Du Pasquier's background in design remains significant, lending her work an aesthetic quality that she is not afraid to describe in terms of her former preoccupation with decoration. She explains that she has "always thought that the painting also needed to be decorative, pleasant, which was not very well seen when I started painting." Undeterred, she continued to pursue her own sense of aesthetics. "It's important to do something that gives also pleasure; it's a little bit [of an] old-fashioned way of looking at things, but it's my way anyway."
 
A further distinctive quality of du Pasquier's work is her interest in playing at the borderlands of abstraction and representation – her paintings can seem to hover between the two – and the boundaries between objects and the space around them.
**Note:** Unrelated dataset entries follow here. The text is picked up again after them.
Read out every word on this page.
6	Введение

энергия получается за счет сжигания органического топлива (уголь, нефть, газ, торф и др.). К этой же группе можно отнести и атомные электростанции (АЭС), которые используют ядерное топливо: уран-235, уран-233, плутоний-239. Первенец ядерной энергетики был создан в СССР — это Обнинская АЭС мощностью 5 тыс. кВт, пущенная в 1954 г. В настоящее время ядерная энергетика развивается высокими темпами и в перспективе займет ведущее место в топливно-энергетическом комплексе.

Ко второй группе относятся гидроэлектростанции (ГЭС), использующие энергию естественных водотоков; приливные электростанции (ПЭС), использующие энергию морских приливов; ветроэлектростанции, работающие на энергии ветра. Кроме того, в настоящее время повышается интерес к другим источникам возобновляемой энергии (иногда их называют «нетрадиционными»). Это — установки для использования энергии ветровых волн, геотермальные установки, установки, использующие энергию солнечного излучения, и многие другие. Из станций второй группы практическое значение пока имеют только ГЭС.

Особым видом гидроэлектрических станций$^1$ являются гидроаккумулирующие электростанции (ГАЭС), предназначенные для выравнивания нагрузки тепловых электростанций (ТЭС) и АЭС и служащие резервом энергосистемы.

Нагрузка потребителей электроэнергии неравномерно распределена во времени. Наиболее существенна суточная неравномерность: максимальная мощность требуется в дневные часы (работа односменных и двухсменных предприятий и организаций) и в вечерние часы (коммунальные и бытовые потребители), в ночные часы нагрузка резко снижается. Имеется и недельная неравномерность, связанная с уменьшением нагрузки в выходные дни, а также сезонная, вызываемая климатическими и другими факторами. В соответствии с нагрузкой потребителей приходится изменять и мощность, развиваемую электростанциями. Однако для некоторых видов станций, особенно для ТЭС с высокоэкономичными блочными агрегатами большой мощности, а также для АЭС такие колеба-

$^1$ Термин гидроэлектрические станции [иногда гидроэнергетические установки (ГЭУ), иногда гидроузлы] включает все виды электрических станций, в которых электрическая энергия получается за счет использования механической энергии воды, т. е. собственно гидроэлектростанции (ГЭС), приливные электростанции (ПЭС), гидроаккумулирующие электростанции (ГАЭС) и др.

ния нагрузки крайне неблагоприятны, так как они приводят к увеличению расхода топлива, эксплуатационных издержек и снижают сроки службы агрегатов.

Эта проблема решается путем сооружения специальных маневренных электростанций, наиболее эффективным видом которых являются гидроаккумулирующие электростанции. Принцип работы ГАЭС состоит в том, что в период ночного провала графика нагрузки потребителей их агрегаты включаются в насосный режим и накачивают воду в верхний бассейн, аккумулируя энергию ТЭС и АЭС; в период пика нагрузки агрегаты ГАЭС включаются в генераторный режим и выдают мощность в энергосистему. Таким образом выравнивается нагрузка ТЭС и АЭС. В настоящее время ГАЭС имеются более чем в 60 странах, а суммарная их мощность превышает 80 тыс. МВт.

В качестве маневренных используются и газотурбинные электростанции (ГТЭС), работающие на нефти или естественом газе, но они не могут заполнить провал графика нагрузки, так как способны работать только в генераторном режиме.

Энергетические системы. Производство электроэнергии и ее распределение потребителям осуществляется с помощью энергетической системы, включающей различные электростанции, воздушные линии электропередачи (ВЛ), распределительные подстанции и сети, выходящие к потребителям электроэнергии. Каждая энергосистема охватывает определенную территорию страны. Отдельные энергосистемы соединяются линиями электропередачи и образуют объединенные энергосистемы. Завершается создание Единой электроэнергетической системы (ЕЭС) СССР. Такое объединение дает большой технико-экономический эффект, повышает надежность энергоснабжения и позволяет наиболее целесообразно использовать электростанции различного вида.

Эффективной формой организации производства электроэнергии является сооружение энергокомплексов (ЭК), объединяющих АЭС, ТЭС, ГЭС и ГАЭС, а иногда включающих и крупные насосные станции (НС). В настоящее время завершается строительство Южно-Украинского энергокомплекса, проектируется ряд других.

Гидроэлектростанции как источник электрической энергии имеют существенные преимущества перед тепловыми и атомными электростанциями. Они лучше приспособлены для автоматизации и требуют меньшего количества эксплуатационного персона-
It is these liminal territories that are explored again, to great effect, in Dentro ieri fuori oggi, a cabin-like installation which forms a striking centrepiece within the NMNM exhibition. The work, according to du Pasquier, mixes "the intimate dimension of the painting together with the solid, fixed idea of the architecture," and is also a kind of reflection on the artist's journey: its interior represents her past while the exterior – captivating, harmonious, imbued with a subtle sense of motion – portrays "exactly what I am now".
 
Collection NMNM, Une sélection d'oeuvres acquises grâce au soutien d'UBS (Monaco) S.A. is on view at the Villa Paloma until 20 May 2018.
 
UBS has been the Main Sponsor of the Nouveau Musée National Monaco since 2011.